Business intelligence (BI) isn't slowing down: Gartner's 2019 Hype Cycle (available to clients) shows that BI/analytics is the top tech investment that most business leaders make. But when it comes to business value, there is still much work to do: In Gartner's 2018 Marketing Data and Analytics survey, 66% of respondents said they're not using data as effectively as they'd like to.
GetApp's own research shows that small and midsize businesses (SMBs) share the same problem. Perhaps that's why they don't invest in BI and analytics software at the same rates as their enterprise-level peers.
When we surveyed nearly 500 leaders at businesses with 500 or less employees earlier this year, we found that one in five (22%) reported using BI software to manage data. By contrast, more than double that amount (45%) said they use Microsoft Excel to manage data that they use to make decisions.
Confusion about BI's value doesn't help: A Google search for "what is business intelligence" yielded 779,000,000 results at the time of publication. So, we've answered four common questions about BI to help explain how your business can use it.
Business intelligence involves using data to make business decisions. It's an umbrella term that references a range of tasks, from data mining to predictive analytics. It includes tools, applications, and best practices used to make decisions based on data.
Likewise, business intelligence software is a broad category. At its core, BI software helps business leaders use data to track key performance indicators (KPIs). So, the BI tool(s) of your choice should be able to collect and analyze data from a range of sources.
Your goal of using BI software should be to view your KPIs through the lenses of historical analysis and future forecasting. If software allows you to share data analysis with your colleagues via dashboards and reports, you can use it for business intelligence.

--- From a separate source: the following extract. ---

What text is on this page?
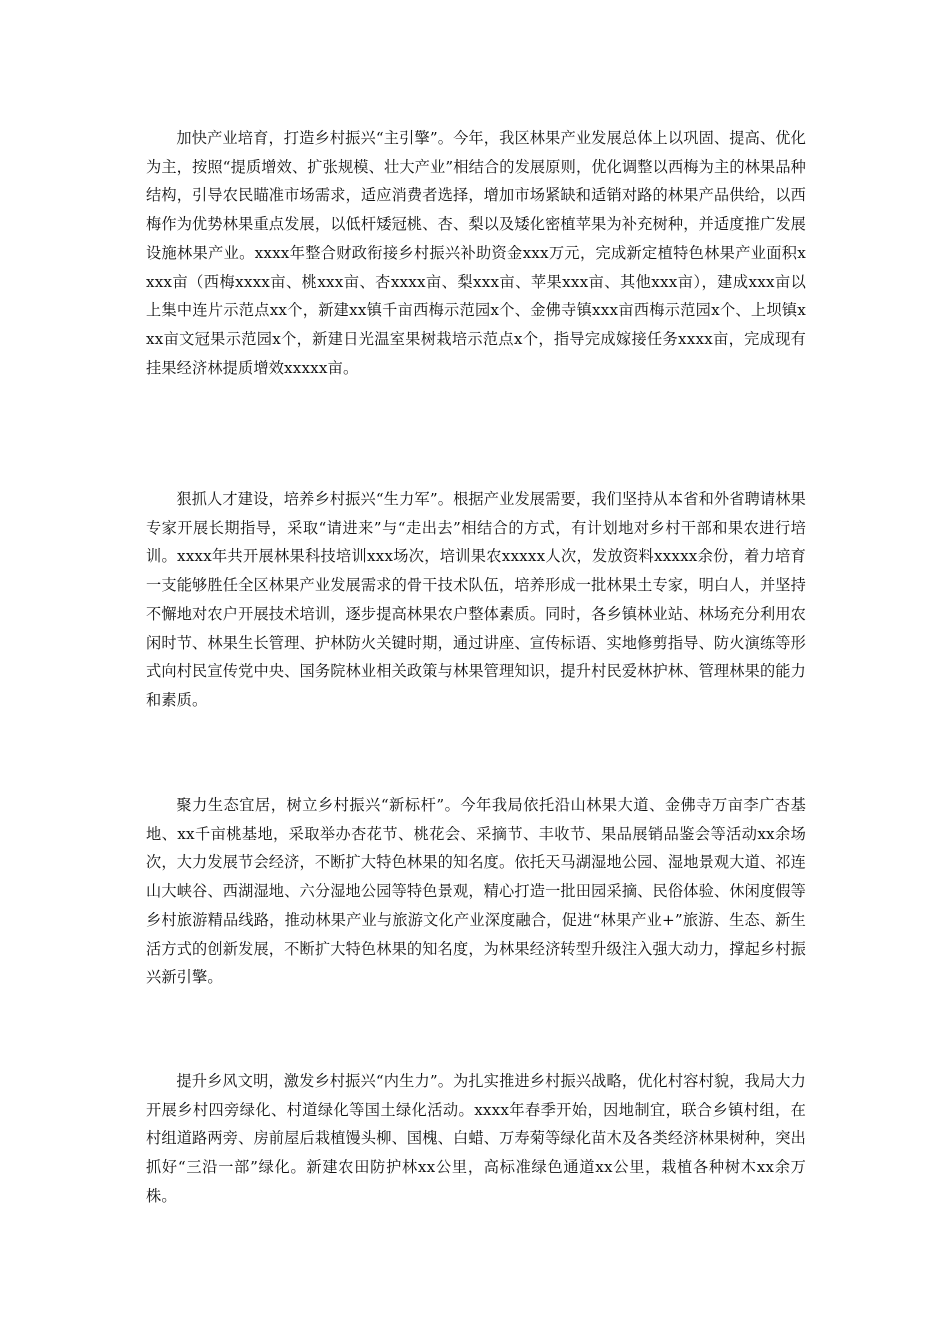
加快产业培育，打造乡村振兴“主引擎”。今年，我区林果产业发展总体上以巩固、提高、优化为主，按照“提质增效、扩张规模、壮大产业”相结合的发展原则，优化调整以西梅为主的林果品种结构，引导农民瞄准市场需求，适应消费者选择，增加市场紧缺和适销对路的林果产品供给，以西梅作为优势林果重点发展，以低杆矮冠桃、杏、梨以及矮化密植苹果为补充树种，并适度推广发展设施林果产业。xxxx年整合财政衔接乡村振兴补助资金xxx万元，完成新定植特色林果产业面积xxxx亩（西梅xxxx亩、桃xxx亩、杏xxxx亩、梨xxx亩、苹果xxx亩、其他xxx亩），建成xxx亩以上集中连片示范点xx个，新建xx镇千亩西梅示范园x个、金佛寺镇xxx亩西梅示范园x个、上坝镇xxx亩文冠果示范园x个，新建日光温室果树栽培示范点x个，指导完成嫁接任务xxxx亩，完成现有挂果经济林提质增效xxxxx亩。

狠抓人才建设，培养乡村振兴“生力军”。根据产业发展需要，我们坚持从本省和外省聘请林果专家开展长期指导，采取“请进来”与“走出去”相结合的方式，有计划地对乡村干部和果农进行培训。xxxx年共开展林果科技培训xxx场次，培训果农xxxxx人次，发放资料xxxxx余份，着力培育一支能够胜任全区林果产业发展需求的骨干技术队伍，培养形成一批林果土专家，明白人，并坚持不懈地对农户开展技术培训，逐步提高林果农户整体素质。同时，各乡镇林业站、林场充分利用农闲时节、林果生长管理、护林防火关键时期，通过讲座、宣传标语、实地修剪指导、防火演练等形式向村民宣传党中央、国务院林业相关政策与林果管理知识，提升村民爱林护林、管理林果的能力和素质。

聚力生态宜居，树立乡村振兴“新标杆”。今年我局依托沿山林果大道、金佛寺万亩李广杏基地、xx千亩桃基地，采取举办杏花节、桃花会、采摘节、丰收节、果品展销品鉴会等活动xx余场次，大力发展节会经济，不断扩大特色林果的知名度。依托天马湖湿地公园、湿地景观大道、祁连山大峡谷、西湖湿地、六分湿地公园等特色景观，精心打造一批田园采摘、民俗体验、休闲度假等乡村旅游精品线路，推动林果产业与旅游文化产业深度融合，促进“林果产业+”旅游、生态、新生活方式的创新发展，不断扩大特色林果的知名度，为林果经济转型升级注入强大动力，撑起乡村振兴新引擎。

提升乡风文明，激发乡村振兴“内生力”。为扎实推进乡村振兴战略，优化村容村貌，我局大力开展乡村四旁绿化、村道绿化等国土绿化活动。xxxx年春季开始，因地制宜，联合乡镇村组，在村组道路两旁、房前屋后栽植馒头柳、国槐、白蜡、万寿菊等绿化苗木及各类经济林果树种，突出抓好“三沿一部”绿化。新建农田防护林xx公里，高标准绿色通道xx公里，栽植各种树木xx余万株。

Learn more: See which core features BI software should have
Business intelligence benefits businesses of all sizes. BI has historically been something you'd see more often in enterprise-sized companies. But this wasn't because BI doesn't help small businesses; it had more to do with SMBs lacking the resources (time, money, employees, etc.) to support and sustain BI initiatives.
There's a reason why data scientists command such high salaries: Managing data isn't cheap or easy. In the not-too-distant past, big companies were more likely to have the software and data storage needed to invest in BI.
That put them in a stronger position to hire employees (i.e., data scientists) who could manage these technologies full-time.
But in more recent years, cloud computing has made business intelligence more affordable for small companies. It lacks the licensing fee of on-premise tools, takes less time to deploy, is more mobile-friendly, and is updated with new features more often.
Using BI software with dashboards and analytics can give smaller businesses the insights they need to scale in less time. And even if they can't afford data scientists, small business leaders can train their team leads to make data-based decisions using the right tools.
You can apply BI tools, applications, and best practices to data in all areas of your business, regardless of which industry you're in.
Let's say you want to convert more sales leads in less time. You'll need to start by learning how long it takes the average sales lead to move through your funnel.
Then, to make well-informed choices, you would need a range of data about customer interactions per lead, from emails and phone calls to social media messages.
Most customer relationship management (CRM) software solutions track these data points for sales and customer service teams; BI software helps you take it to the next step.
Once you've found and accessed all the data points you'll need, you can export them all into BI software. The first step here is to clean your data, a crucial process that "purifies" it for use in analytics.
BI software has a host of analytics features to analyze your KPIs in more detail. These range from real-time data on the volume of leads you're nurturing to tracking historical data on where they're most likely to drop out of the funnel. Then, you can plug those data points into graphs and charts to visualize them for stakeholders.
By reviewing historical data about sales leads, businesses can build more accurate forecasts. This sets the right expectations for stakeholders and managers alike. It also allows leaders to assess past patterns (such as time to close a sale or seasonal drops in sales), then adjust their strategies to get better outcomes.
No. "Big data" references large amounts of data that are too big for traditional data processing tools. It falls under the broader business intelligence umbrella.
Managing big data demands a range of tools, resources, and processes. That's because the amount of data created each day presents a host of challenges for business leaders. These issues range from the type of data created (such as structured vs. unstructured) to not having the right tools, processes, and infrastructure in place for big data management.
As one example, research from Accenture recently found that most IT professionals surveyed don't believe their enterprise networks can support big data deployments. When asked why that's the case, 45% cited "demands for bandwidth, performance, etc. outpacing the ability to deliver" as a key culprit.
Business intelligence helps you manage your data and control its quality. This is important since your data's quality can decrease as its volume increases. Without the right tools and team members to clean, analyze, visualize, and report on that data, you don't stand much chance of gaining value from it.
Note: GetApp published this article's first version on February 10, 2017. We've updated it to share new knowledge about business intelligence, as well as new research about how businesses make decisions using data.